L’une, Soraya Dagman a exposé une première fois à Paris. Elle a été invitée par Pierre El Khoury, manager culturel et ami de longue date de Julie Reuter. Celui-ci avait déjà présenté Sacha Cambier de Montravel il y a quelques mois à la galerie (voir d’Land du 01.03.2024). Le lien peut être établi entre les deux artistes. Les couleurs de Soraya Dagman sont aussi claquantes, sa technique picturale est également précise et classique. Mais, contrairement à une excursion dans la calanque de Sormiou près de Marseille, au rendu à l’antique, incongru pour un récit d’aujourd’hui, voici un voyage au pays du monde des marques.
La plus grande peinture de Soraya Dagman, qui est aussi illustratrice et vit en Bretagne, présente le portrait parfait d’une jeune femme comme beaucoup se mettent en scène sur Instagram : longs faux cils, lèvres pulpeuses, ongles bleus. Ça brille, c’est toc à souhait, dans une déclinaison de tons roses tirant sur le violet.
On retrouve cette même teinte violette pour un drapé savant comme les marches d’un podium (Vanités voilées), sur lequel sont posés des fruits luxuriants – les raisins évoquent un banquet à la romaine, mais il y là aussi des fraises en barquette plastique. Le tout acheté chez un distributeur de hard discount dont la marque est clairement dessinée sur le sac de cette nature-morte moderne.
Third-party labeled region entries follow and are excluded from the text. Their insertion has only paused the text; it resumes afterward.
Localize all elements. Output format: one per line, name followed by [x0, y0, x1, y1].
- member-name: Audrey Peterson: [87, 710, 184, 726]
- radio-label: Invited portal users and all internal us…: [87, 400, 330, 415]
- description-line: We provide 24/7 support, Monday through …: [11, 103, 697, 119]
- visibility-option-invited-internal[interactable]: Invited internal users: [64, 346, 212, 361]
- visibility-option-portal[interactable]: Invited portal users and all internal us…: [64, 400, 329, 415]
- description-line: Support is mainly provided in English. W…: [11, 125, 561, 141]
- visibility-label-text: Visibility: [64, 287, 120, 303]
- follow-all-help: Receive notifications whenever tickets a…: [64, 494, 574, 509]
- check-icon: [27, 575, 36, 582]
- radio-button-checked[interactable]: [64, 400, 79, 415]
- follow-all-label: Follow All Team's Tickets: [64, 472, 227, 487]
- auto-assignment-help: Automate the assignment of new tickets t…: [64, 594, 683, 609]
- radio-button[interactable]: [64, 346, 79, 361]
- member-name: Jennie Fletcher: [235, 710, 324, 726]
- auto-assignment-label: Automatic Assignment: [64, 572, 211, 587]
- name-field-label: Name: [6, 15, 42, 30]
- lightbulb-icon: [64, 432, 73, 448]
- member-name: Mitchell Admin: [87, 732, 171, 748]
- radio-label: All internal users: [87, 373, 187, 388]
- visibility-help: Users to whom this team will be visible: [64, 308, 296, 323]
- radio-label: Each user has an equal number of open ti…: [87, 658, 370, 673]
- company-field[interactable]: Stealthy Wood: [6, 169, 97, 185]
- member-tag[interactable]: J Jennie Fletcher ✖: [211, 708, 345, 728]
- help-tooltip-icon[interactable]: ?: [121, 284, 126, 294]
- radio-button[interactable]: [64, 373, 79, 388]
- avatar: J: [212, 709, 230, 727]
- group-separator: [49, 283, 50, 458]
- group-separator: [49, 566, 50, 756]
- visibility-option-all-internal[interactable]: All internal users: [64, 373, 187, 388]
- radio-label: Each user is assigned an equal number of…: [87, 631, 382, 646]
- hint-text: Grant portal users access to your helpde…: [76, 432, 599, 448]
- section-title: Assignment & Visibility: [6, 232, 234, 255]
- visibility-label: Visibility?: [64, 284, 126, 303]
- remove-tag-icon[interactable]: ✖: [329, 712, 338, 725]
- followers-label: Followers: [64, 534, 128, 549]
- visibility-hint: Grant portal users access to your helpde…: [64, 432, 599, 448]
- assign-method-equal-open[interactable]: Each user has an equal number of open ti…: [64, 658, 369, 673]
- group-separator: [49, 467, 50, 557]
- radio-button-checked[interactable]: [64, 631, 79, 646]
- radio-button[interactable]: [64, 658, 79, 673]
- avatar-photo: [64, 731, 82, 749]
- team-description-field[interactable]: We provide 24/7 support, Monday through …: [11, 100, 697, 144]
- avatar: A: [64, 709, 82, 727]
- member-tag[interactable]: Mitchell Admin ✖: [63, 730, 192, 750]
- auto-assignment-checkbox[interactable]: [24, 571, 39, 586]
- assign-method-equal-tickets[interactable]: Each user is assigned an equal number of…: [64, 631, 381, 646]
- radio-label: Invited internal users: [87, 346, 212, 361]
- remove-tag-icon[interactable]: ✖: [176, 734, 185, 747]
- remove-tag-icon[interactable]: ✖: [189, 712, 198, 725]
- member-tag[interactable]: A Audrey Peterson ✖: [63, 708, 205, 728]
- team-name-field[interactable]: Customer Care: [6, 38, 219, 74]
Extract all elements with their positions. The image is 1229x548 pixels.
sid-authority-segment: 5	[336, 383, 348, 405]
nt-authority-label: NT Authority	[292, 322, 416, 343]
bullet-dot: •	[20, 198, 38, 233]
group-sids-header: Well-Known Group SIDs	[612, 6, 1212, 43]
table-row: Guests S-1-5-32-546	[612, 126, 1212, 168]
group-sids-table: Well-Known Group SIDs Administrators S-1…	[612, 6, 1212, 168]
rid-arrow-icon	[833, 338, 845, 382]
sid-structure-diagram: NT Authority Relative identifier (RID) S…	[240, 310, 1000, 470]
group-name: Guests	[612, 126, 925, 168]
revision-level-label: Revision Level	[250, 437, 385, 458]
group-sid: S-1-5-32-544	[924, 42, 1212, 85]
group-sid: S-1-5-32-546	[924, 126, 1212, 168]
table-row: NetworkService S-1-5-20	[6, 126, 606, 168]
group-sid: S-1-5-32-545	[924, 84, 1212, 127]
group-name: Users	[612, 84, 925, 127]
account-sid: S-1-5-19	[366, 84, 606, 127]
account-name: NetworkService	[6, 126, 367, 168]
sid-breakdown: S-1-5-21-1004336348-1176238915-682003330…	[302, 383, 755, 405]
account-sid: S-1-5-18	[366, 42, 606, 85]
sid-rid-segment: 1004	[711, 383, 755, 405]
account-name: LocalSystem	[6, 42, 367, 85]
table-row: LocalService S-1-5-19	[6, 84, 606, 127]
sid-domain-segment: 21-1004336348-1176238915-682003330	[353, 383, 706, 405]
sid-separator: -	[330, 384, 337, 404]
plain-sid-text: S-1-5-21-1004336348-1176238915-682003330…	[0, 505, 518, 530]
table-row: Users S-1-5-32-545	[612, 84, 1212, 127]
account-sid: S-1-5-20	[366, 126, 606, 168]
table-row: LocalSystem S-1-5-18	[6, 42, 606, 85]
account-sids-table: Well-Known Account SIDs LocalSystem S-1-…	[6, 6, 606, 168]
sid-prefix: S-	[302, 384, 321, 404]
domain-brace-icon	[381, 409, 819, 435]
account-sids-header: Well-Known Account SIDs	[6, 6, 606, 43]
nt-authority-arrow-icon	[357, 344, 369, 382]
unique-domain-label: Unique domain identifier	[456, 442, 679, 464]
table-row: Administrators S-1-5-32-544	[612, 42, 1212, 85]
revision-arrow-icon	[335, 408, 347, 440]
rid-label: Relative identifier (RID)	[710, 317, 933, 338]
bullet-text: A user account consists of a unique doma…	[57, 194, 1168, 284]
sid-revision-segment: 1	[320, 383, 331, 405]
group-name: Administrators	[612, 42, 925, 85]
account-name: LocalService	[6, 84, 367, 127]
On peut imaginer que Soraya Dagman est elle-même la fille beaucoup plus simple, en jeans et sweat rose qui pointe son doigt sur un miroir au tain usé (La fille au reflet), ou elle encore, qui noue le lacet de sa basket, dans la position de la sprinteuse. C’est en tout cas celle du départ de course suggérée par la marque des chaussures conçues à l’origine pour le stade…
Soraya Dagman est une peintre sophistiquée, qui se nourrit aussi de ses études d’histoire de l’art et d’archéologie. Est-ce la raison pour laquelle on retrouve un coquillage dans ses tableaux ? Et l’illustratrice rend-elle hommage à Hergé avec la couleur bleue de Les oranges ? Pierre El Khoury a en tout cas encore une fois choisi une artiste dont l’expression n’est pas, quoi que techniquement parfaite, directement déchiffrable. Ainsi de la très mystérieuse Fleur fanée trempée par une jeune femme au visage impénétrable, comme un pinceau dans un océan couleur or.
La luxembourgeoise Mia Kinsch*, avait été montrée dans l’exposition de groupe de fin de saison 2023 par la galerie Reuter Bausch. La jeune femme revient cette année avec des acryliques sur toile un peu plus grandes, carrées, pour narrer d’une manière simple, avec des aplats de couleur cernés d’un trait (elle aussi est illustratrice), des instants de la vie quotidienne. 7h : le câlin du matin, 7 :30 le réveil, 8 h le bain, etc. jusqu’au câlin du soir de son petit chien et le coucher en débardeur siglé de sa signature : son propre visage aux traits de manga.
Mia Kinsch le dit, elle aime la nudité et se représente ainsi dans Berefoot on a summernight. Par le format de la toile, nous appellerons « la grande baigneuse »… Mais reste manière faussement naïve que l’on reconnaissait jusqu’ici comme son style. Elle s’essaye, dans l’exposition Couleurs en échos, à des esquisses rapides à l’aquarelle. Un travail qui rappelle celui des apprentis artistes autrefois au cours de nu des écoles d’art : sauf que ce sont les modèles qui ont choisi comment elles et il (il y a un homme dans la pose masculine classique un genou relevé) préfèrent être dans leur corps.
Mia Kinsch montre ces instants saisis sans fard et sans filtre.